亀ヶ崎のチームワークが光った勝利でしたね。

ところ変わって今回は、“彼ら”のお話です。


「七対一で亀ヶ崎高校の勝利。礼!」

「ありがとうございました!」


 グラウンドにゲームセットを告げるサイレンが轟く。私たち亀高は江ノ藤高校を下し、二回戦を突破した。


「今日も苦しい試合だったが、全員野球でよく勝てたと思う。特に投手陣の踏ん張りは素晴らしかった」


 試合後のミーティングで、監督が私たちを労う。中でも今日投げた三人の投手へは最大限の賛辞を送る。


 今日の試合は祥ちゃんが先発し、美輝さん、春歌ちゃんと繋いだ。各々ピンチを招く場面もあったが崩れることなく投げ切り、結果的に一失点に抑えた。


「三人ともそれぞれの成長を感じさせるピッチングだった。次も頼りにしているぞ」


 一方で私の出番はなし。肩を作ることすらしなかった。三回戦は連戦となるので、こうして休めたのは非常にありがたい。


「次の試合は明日だ。ひとまず今日の勝利を喜びつつ、早く帰って休むことにしよう」

「はい!」


 ミーティングが終わると、私たちはすぐに荷物を纏めてグラウンドを後にした。今日は今年一番とも言える猛暑日のため、できる限り避暑して熱中症などの対策に一層務めなければならない。


 宿に戻ってシャワーを浴びた私は、部屋でスマホを開く。実は今、高校野球愛知県大会の決勝が行われている。その一戦に、なんと亀高の男子野球部が出場しているのだ。
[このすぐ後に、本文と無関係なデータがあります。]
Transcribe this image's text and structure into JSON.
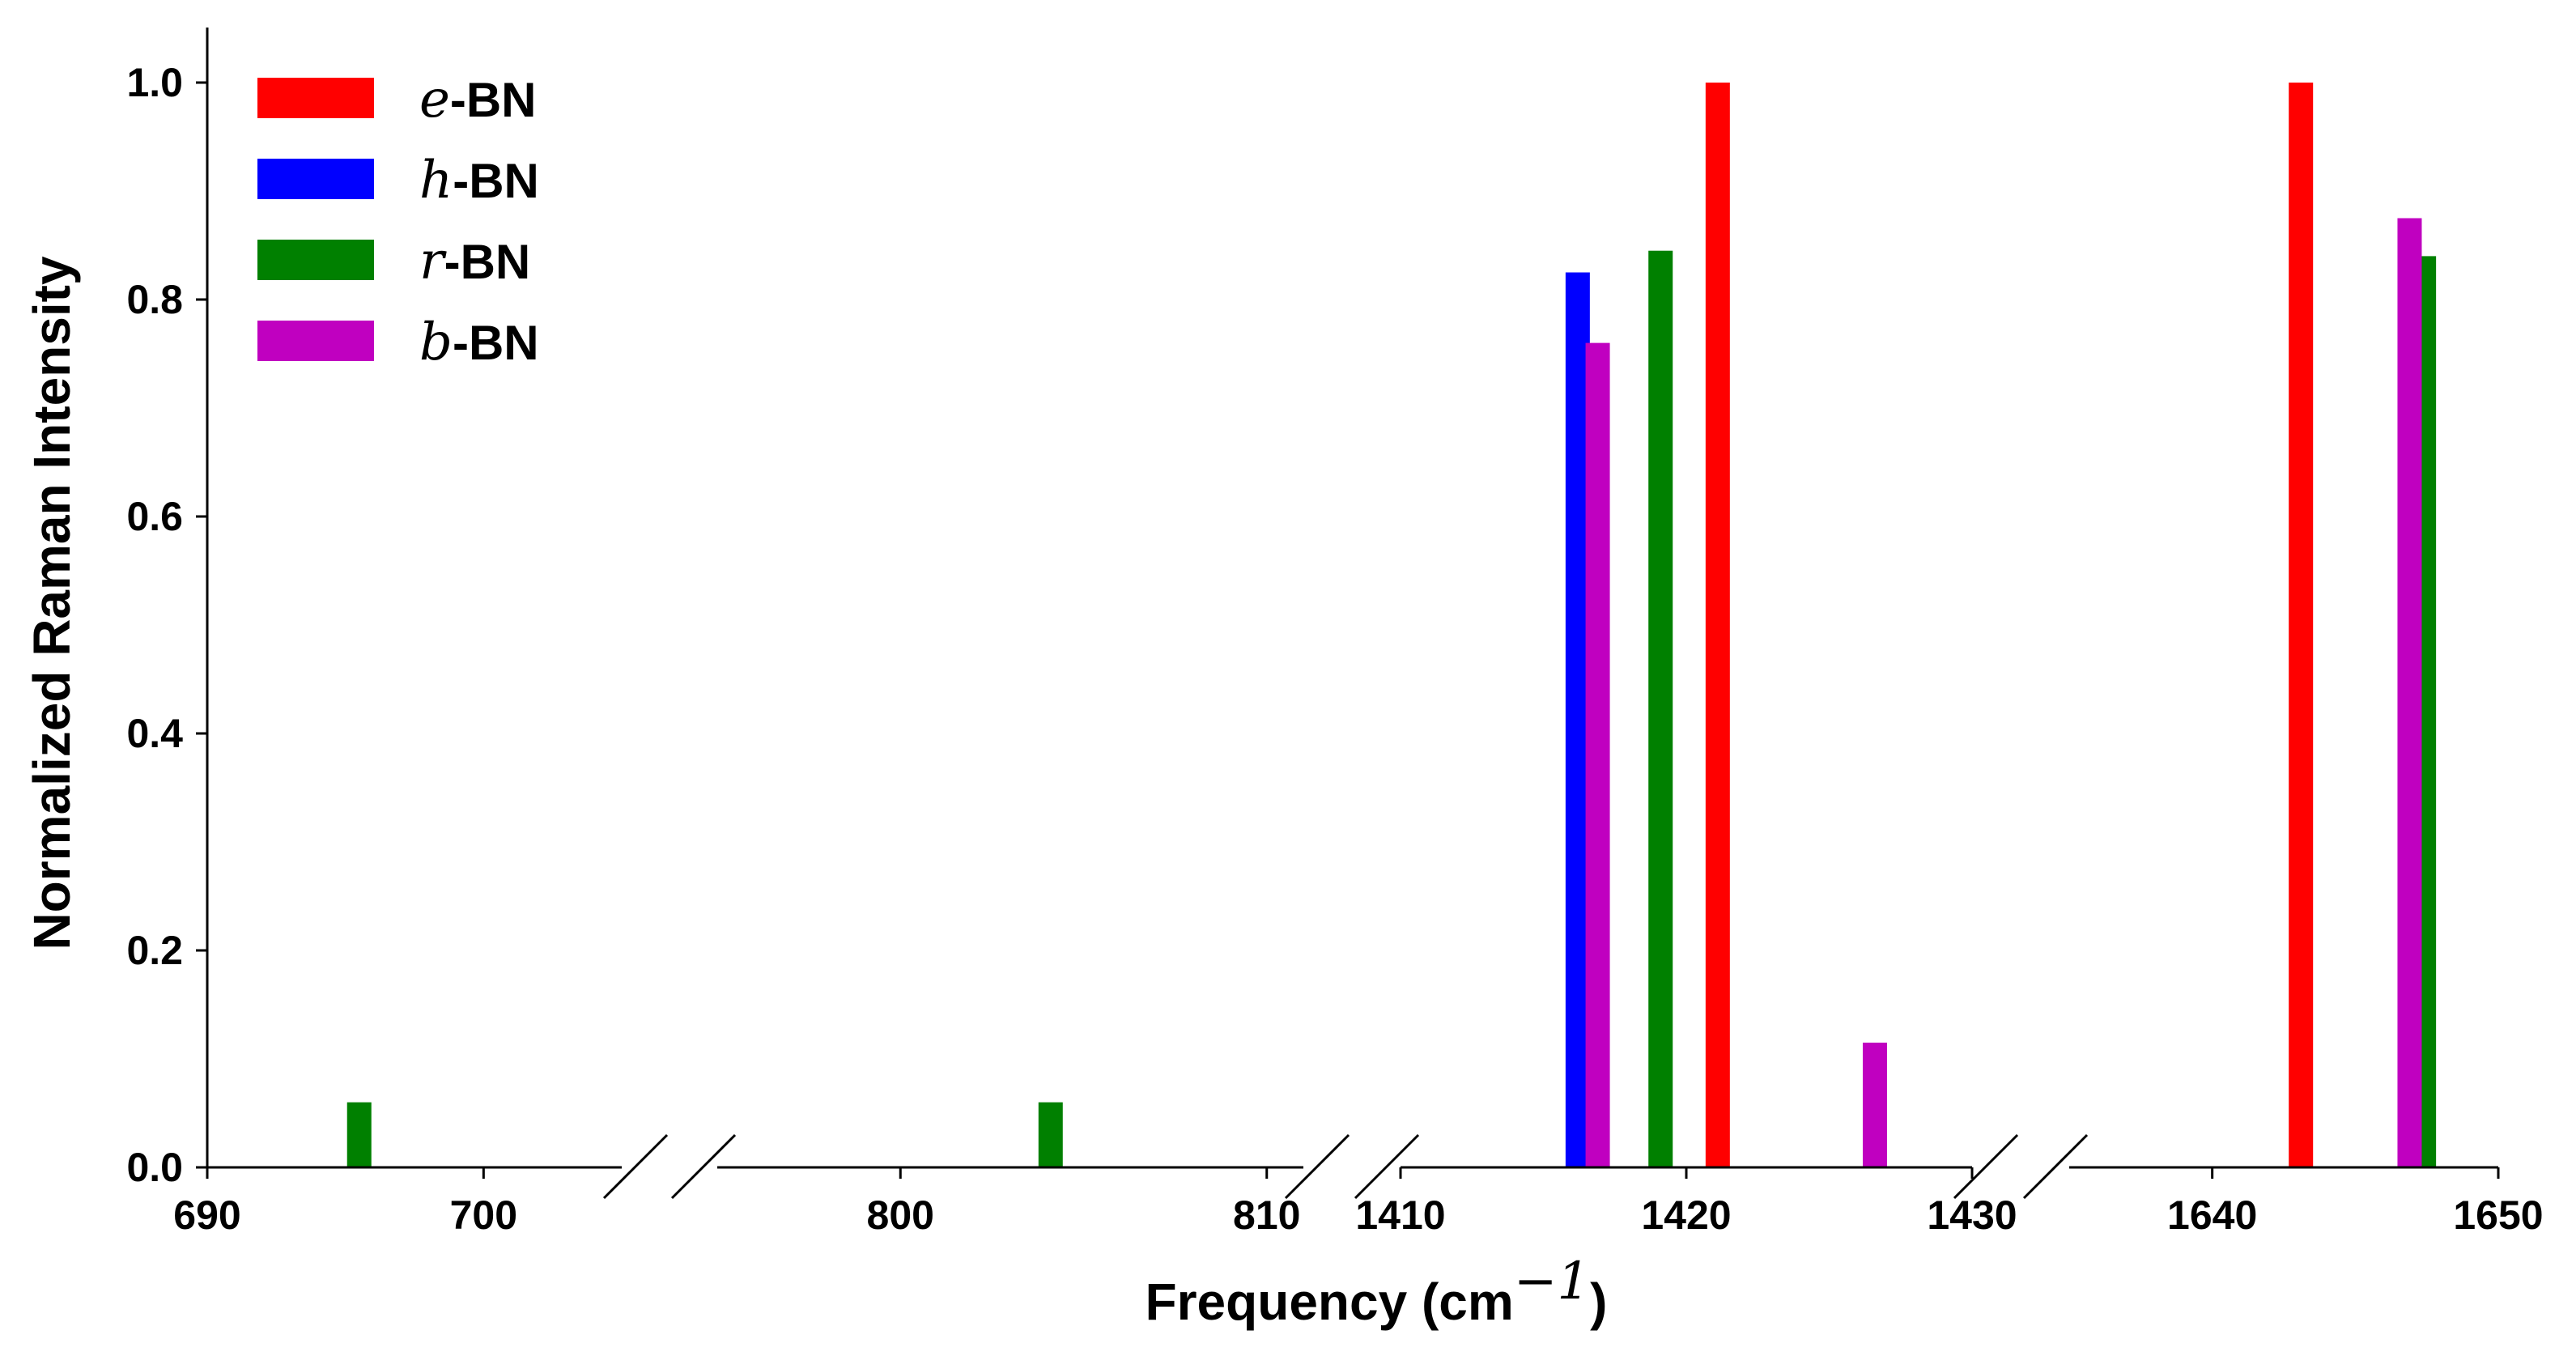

《試合は六回に入ります。現在は二対一で亀ヶ崎高校がリード。このまま勝利すれば、悲願の甲子園大会初出場の切符を手にすることができます》


 私はアプリを起動させ、ネット配信されている中継で観戦する。ちょうど六回表が始まろうとしており、マウンドで投球練習を行う椎葉君が映し出されていた。
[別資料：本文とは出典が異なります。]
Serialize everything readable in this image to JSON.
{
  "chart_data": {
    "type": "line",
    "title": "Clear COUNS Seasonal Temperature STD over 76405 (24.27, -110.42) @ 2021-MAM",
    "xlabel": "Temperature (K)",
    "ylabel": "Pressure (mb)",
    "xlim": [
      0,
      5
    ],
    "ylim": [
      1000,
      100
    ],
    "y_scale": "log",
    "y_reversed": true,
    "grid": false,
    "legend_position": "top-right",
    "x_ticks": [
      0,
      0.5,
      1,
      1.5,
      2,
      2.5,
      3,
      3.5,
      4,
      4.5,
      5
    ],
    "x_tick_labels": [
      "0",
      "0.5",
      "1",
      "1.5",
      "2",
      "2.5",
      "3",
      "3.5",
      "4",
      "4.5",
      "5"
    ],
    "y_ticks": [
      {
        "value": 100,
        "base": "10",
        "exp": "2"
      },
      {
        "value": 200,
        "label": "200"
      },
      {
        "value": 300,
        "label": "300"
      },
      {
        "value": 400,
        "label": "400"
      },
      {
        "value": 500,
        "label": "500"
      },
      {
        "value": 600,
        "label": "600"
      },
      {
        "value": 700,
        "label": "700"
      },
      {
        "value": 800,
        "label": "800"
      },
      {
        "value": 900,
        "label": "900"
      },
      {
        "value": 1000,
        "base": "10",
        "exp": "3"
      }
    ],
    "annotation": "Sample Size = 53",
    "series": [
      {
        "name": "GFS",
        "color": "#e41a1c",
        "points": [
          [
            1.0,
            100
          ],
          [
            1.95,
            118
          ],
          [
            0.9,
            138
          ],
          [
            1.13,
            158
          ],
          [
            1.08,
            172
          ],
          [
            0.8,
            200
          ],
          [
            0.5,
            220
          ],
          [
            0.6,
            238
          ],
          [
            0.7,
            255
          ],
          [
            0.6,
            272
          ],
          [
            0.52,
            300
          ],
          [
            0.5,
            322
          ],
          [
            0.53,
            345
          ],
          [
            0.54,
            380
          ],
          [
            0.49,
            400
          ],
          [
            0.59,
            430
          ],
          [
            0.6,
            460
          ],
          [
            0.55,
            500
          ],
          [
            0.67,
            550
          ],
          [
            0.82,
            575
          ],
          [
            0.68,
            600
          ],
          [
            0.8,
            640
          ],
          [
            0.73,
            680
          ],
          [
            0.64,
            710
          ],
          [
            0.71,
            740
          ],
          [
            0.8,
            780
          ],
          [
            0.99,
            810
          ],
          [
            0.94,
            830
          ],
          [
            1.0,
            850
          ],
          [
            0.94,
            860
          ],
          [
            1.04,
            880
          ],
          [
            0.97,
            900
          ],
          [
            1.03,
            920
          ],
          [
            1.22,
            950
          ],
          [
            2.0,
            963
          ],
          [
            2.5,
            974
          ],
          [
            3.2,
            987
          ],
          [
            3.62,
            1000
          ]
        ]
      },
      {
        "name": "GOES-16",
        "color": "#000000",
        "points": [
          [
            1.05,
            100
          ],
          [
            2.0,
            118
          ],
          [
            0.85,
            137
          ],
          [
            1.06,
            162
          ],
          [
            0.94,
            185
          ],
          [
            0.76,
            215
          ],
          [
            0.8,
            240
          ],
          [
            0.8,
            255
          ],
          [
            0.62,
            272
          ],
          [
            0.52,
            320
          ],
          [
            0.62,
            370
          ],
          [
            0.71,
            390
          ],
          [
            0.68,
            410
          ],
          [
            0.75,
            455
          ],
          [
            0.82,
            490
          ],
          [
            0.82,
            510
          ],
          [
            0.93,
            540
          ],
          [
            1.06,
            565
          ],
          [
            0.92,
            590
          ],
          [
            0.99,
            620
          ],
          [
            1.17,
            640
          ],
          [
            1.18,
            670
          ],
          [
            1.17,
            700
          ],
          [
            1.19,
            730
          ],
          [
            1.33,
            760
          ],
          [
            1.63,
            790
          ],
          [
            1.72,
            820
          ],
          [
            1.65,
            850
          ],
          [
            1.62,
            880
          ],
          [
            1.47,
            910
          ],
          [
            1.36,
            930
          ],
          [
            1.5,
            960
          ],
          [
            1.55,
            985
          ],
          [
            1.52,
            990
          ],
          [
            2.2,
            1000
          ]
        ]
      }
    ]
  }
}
 ここまで五イニングを投げ、失ったのは僅かに一点。それも味方のエラーが絡んでのものらしい。つまり自責点は無い。


《六回表の名栄(めいえい)工業は、一番の冴木(さえき)から始まる好打順。圧巻の投球を続ける二年生エース、椎葉丈の攻略へ向け、突破口を開きたいところです》


 対戦相手の名栄工業高校は、甲子園優勝経験もある超名門校だ。だがそんな強敵に対し、椎葉君は怯むことなく好投を続けている。


《二球目を打ち返しましたが、冴木は平凡なライトフライに倒れました。まずはワンナウトです》


 自慢のストレートを中心に、強打者たちをねじ伏せる椎葉君。すんなりと一、二番を打ち取ると、三番打者からは三振を奪った。


《スライダー空振り! 椎葉、見事な投球を続けています!》


 絶叫する実況とは対象的に、椎葉君はクールにマウンドを降りていく。覇気を纏って戦う姿は、普段の彼とはまるで別人のようだ。……とても格好良い。


「何見てるの? あ、椎葉君じゃん」


 脇から紗愛蘭ちゃんが覗いてきた。甘酸っぱくて透明感のあるシャンプーの香りが、私の鼻を通り抜けていく。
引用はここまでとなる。